Python Forum
parse/read from file seperated by dots
Thread Rating:
  • 0 Vote(s) - 0 Average
  • 1
  • 2
  • 3
  • 4
  • 5
parse/read from file seperated by dots
#1
File.txt:
...
Step.1 = Task1
Step.1.Name = My first Task
Step.1.Result = good
Step.1.Progress = finished
Step.2 = Task2
Step.2.Name = My second Task
Step.2.Result = good
Step.2.Progress = finished
Step.3
...

What is a good way to read/parse the File.txt into python and be able to access the data in a simple way?
The Keys are separated by dots.
Every data for Step.x, Step.x.x belongs together.

E.g. for loop over the entries and print all *.Name, or maybe some other way to make this structured
Reply
#2
You could parse it by using a tree of nested dicts
import io

class Node(dict):
    data = None

    def __init__(self, *args, **kwargs):
        super().__init__(*args, **kwargs)

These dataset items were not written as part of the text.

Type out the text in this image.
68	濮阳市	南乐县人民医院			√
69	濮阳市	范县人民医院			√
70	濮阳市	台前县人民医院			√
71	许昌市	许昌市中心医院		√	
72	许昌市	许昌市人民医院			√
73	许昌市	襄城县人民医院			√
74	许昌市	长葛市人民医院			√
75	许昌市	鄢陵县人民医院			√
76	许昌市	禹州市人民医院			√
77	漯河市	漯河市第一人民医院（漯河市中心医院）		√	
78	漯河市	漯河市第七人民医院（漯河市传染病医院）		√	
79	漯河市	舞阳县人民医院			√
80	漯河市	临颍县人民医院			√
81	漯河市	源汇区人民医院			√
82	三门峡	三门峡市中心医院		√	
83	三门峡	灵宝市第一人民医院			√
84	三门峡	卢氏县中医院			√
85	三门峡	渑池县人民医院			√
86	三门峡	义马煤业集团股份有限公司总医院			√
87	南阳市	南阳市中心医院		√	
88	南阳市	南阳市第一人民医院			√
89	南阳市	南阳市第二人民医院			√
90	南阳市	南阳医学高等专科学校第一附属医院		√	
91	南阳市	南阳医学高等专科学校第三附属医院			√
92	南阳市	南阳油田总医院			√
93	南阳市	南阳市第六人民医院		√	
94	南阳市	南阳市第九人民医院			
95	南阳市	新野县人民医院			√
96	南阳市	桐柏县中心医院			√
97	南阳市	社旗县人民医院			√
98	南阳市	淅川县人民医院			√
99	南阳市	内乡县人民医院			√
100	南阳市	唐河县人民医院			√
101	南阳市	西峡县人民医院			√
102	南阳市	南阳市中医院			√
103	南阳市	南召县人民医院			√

    def __missing__(self, key):
        n = type(self)()
        self[key] = n
        return n

    def __repr__(self):
        return f'{type(self).__name__}<data={self.data!r}, {super().__repr__()}>'

def parse(file):
    root = Node()
    for line in file:
        lvalue, rest = line.split('=', maxsplit=1)
        n = root
        for word in (x.strip() for x in lvalue.split('.')):
            n = n[word]
        n.data = rest.strip()
    return root

file = io.StringIO('''\
Step.1 = Task1
Step.1.Name = My first Task
Step.1.Result = good
Step.1.Progress = finished
Step.2 = Task2
Step.2.Name = My second Task
Step.2.Result = good
Step.2.Progress = finished
''')

if __name__ == '__main__':
    root = parse(file)
    print(root)
    print(root['Step']['1']['Progress'].data)
    print(root['Step']['2'].keys())
Output:
Node<data=None, {'Step': Node<data=None, {'1': Node<data='Task1', {'Name': Node<data='My first Task', {}>, 'Result': Node<data='good', {}>, 'Progress': Node<data='finished', {}>}>, '2': Node<data='Task2', {'Name': Node<data='My second Task', {}>, 'Result': Node<data='good', {}>, 'Progress': Node<data='finished', {}>}>}>}> finished dict_keys(['Name', 'Result', 'Progress'])
Reply
#3
Thanks your very much, that was what I was looking for Smile
Now I have to learn the details you have implemented it Shy

I have tested to loop over the "Steps": Working well
    print(len(root['Step']))    
    for item in root['Step']:
        print(item + " ---> " + root['Step'][item]['Progress'].data + " ---> " + root['Step'][item]['Result'].data)
Output:
2 1 ---> finished ---> good 2 ---> finished ---> error
One question, I'm struggling to get it really from file.
You used embedded in the code:
file = io.StringIO('''\
Step.1 = Tas...
How to get it from the separate file "File.txt"?
If I use:
file = open('File.txt')
I get:
Output:
Traceback (most recent call last): File "f:\python_test\parse.py", line 30, in <module> root = parse(file) File "f:\python_test\parse.py", line 20, in parse lvalue, rest = line.split('=', maxsplit=1) ValueError: not enough values to unpack (expected 2, got 1)
Reply
#4
You are getting this error message because the file contains some lines that don't have the = sign. I assumed that all the lines had the form
Output:
spam.ham.eggs = value
You could modify the code to skip the lines that don't contain = for example.
Reply
#5
That is right, there are lines that doesn't contain = sign.
I will modify the code.

Thank you very much for the support.
Reply
#6
Here is a different approach.
The structural pattern matching requires Python 3.10.
The dataclass is a convenient way to create classes which contains data.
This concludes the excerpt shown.